Front Cardiovasc Med. 2023 May 25:10:1153275. doi: 10.3389/fcvm.2023.1153275. eCollection 2023.

Abstract

Background: Postoperative atrial fibrillation (POAF) is the most common complication of cardiac surgery, requiring interventions and prolonging hospital stay. POAF is associated with increased mortality and a higher rate of systemic thrombo-embolism. The rates of recurrent AF, optimal follow-up and management remain unclear. We aimed to evaluate the incidence of recurrent atrial fibrillation (AF) events, during long term follow-up in patients with POAF following cardiac surgery.
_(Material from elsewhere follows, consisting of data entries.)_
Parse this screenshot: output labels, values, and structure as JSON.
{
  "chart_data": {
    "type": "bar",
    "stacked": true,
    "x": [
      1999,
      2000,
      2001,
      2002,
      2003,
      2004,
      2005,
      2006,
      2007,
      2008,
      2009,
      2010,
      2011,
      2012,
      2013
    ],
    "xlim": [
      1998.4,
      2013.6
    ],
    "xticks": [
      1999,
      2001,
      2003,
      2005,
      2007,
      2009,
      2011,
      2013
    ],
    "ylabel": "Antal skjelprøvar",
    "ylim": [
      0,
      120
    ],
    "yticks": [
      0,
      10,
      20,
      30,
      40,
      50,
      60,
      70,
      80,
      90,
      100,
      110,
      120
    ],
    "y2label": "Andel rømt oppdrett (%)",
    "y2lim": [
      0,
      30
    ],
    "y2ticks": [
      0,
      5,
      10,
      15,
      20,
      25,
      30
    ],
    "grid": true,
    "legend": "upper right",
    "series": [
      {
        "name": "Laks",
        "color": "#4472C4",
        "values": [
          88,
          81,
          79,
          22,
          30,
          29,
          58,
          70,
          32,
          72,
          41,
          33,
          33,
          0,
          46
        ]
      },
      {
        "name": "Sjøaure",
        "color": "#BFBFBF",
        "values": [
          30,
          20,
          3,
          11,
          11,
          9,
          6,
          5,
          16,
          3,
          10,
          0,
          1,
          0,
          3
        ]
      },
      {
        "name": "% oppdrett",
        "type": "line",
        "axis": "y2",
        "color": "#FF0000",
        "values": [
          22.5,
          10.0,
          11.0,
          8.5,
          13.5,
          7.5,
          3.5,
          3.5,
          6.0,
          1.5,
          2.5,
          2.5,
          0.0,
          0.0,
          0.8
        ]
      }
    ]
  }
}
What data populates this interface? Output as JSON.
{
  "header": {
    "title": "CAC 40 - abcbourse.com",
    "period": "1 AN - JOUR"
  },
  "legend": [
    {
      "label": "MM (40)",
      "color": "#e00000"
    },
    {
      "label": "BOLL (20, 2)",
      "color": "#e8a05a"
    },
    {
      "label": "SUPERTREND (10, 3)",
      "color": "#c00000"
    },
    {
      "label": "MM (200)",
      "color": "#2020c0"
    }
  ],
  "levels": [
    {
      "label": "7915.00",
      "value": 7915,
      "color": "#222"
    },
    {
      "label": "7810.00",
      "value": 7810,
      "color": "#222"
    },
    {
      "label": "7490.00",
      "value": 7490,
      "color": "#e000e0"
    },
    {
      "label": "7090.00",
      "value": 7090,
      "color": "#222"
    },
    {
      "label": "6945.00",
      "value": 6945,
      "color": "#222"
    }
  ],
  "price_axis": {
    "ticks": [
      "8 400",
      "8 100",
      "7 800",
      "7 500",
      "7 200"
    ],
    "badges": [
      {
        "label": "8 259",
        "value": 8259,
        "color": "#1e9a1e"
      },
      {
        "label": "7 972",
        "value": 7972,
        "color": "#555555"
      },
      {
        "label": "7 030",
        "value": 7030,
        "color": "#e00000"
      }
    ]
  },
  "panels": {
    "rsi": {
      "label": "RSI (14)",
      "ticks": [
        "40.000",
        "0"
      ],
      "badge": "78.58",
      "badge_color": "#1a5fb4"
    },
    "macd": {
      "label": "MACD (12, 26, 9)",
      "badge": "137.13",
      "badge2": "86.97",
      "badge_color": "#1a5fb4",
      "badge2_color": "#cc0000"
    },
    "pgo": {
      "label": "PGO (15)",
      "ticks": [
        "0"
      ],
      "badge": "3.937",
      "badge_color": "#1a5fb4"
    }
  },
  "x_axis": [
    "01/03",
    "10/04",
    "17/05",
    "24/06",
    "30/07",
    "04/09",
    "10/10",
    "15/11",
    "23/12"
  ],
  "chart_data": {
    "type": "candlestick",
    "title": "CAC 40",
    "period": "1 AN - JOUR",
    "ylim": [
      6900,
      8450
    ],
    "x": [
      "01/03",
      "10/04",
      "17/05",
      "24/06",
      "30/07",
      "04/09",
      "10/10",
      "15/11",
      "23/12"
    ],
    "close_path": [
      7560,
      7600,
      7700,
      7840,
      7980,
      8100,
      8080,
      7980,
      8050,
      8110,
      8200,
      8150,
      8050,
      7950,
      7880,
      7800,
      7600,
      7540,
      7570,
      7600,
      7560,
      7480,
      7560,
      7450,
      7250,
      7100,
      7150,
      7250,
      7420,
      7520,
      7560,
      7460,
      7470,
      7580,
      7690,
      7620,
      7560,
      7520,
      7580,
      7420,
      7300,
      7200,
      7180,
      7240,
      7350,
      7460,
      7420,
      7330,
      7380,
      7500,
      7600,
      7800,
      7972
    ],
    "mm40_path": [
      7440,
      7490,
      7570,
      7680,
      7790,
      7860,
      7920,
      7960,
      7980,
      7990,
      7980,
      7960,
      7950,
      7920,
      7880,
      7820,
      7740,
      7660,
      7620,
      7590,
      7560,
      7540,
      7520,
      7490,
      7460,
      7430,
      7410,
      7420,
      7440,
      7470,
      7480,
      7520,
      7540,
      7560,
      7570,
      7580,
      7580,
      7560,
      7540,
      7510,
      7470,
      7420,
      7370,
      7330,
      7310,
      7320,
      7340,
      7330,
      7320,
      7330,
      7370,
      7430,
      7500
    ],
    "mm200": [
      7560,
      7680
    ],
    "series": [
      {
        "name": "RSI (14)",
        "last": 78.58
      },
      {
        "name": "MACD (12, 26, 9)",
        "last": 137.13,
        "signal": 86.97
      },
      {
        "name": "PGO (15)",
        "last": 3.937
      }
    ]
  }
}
Methods: Patients with POAF and a CHA2DS2-VASc score of ≥2 were randomized in a 2:1 ratio to either implantation of a loop recorder (ILR) or ECG monitoring using periodic Holters. Participants were followed prospectively for 2 years. The primary end point was the occurrence of AF longer than 5 min.

Results: The final cohort comprised of 22 patients, of whom 14 received an ILR. Over a median follow up of 25.7 (IQR of 24.7-44.4) months, 8 patients developed AF, representing a cumulative annualized risk of AF recurrence of 35.7%. There was no difference between ILR (6 participants, 40%) and ECG/Holter (2 participants, 25% p = 0.917). All 8 patients with AF recurrence were treated with oral anticoagulation. There were no cases of mortality, stroke or major bleeding. Two patients underwent ILR explantation due to pain at the implantation site.

Conclusions: The rate of recurrent AF in patients with POAF after cardiac surgery and a CHA2DS2-VASc score of ≥2 is approximately 1 in 3 when followed systematically. Further research is need to assess the role of ILRs in this population.

Keywords: atrial fibrillation; cardiac surgery; implantable loop recorder; post-operative atrial fibrillation; stroke.

Grants and funding

This investigator-initiated study was funded by an unrestricted grant form Pfizer Inc. via the BMS/Pfizer European Thrombosis Investigator Initiated Research Program (ERISTA) and by an additional unrestricted grant form Biotronik Inc. Neither company was involved in the study design, data collection, analysis or interpretation. The manuscript was written solely by the authors.